The agency began its probe of the companies after a New York Times investigation brought to light the details of underage workers. …
The injuries that occurred at Tyson’s Eastern Virginia plant add to a string of unlawful child labor discovered at other Tyson locations.
The meat company also operates two of the facilities where children were found working overnight cleaning for subcontractor Packers Sanitation Services last year. Despite garnering national attention, the DOL fined Packers $1.5 million while the owners of the factories faced no penalties.
Shortly after announcing fines in that case, DOL leaders in February vowed the agency would be “applying further scrutiny to companies who conduct business with employers and staffing agencies that use illegal child labor” as part of a special child enforcement initiative with the Department of Health and Human Services.
In the ensuing months, the DOL’s wage division has continued to bring child labor violations against contractors and franchisees. But companies hiring the contractors and the brands behind franchise operating agreements were able to duck joint liability for child labor violations happening in their facilities or under their corporate seal.

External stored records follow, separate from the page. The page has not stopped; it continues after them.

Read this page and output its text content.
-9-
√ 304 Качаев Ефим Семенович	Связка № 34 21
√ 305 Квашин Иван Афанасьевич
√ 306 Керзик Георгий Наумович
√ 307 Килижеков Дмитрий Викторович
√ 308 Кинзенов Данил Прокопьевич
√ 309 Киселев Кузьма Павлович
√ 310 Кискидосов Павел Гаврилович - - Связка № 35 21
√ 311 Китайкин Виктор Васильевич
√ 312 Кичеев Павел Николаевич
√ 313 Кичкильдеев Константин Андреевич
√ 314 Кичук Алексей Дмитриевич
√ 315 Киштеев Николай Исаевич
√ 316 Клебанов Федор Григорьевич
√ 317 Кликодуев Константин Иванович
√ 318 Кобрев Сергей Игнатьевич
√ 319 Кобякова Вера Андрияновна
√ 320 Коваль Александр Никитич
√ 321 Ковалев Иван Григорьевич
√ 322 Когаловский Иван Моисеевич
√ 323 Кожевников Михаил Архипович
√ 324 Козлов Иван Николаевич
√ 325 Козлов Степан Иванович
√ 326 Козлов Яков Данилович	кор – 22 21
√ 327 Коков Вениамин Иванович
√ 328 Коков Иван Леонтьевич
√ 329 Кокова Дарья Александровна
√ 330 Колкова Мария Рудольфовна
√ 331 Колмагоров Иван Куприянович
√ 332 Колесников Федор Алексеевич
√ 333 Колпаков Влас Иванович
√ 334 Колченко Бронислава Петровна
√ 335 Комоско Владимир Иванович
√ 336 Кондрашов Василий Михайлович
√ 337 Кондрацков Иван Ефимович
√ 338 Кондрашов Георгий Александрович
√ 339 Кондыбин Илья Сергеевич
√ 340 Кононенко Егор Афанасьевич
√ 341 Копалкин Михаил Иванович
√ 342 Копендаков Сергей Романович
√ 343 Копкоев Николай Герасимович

“Joint employment liability in child labor does not appear commonplace,” said Jeffrey Ruzal, a former trial attorney in the DOL’s solicitor’s office. “But I’m certainly not surprised that the DOL is taking this position where the health and safety of minors is at issue.”
“It’s a unique development,” he added, noting that in cases of child labor violations “typically you only hear about the direct employer and not necessarily employees of third parties or staffing companies who are being supplied to a third party joint employer.” …
The DOL declined to comment further as to why it’s opened child labor cases into the meatpacking companies now, despite violations occurring at Tyson facilities in Arkansas and Tennessee last year.
The growing frequency of violations at Tyson plants may have been the final straw for enforcement officials.
Ruzal, now a management-side attorney at Epstein Becker & Green P.C., said the escalation in the Tyson case makes sense within the typical strategy the Solicitor’s Office would deploy in repeat cases, based on the progression in penalties that are available under the Fair Labor Standards Act.
“In the first instance, it focused on the staffing company, the labor supplier, because as the direct employer, it was responsible for ensuring that it was not employing and then staffing minors in certain occupations which were deemed dangerous and or prohibited,” Ruzal said.
“And then in the second instance, when that fine simply wasn’t enough to stop labor suppliers from continuing to source workers to the third parties, well then the DOL similarly takes the position of ‘Okay, now we’re going to look at everybody,’” he said.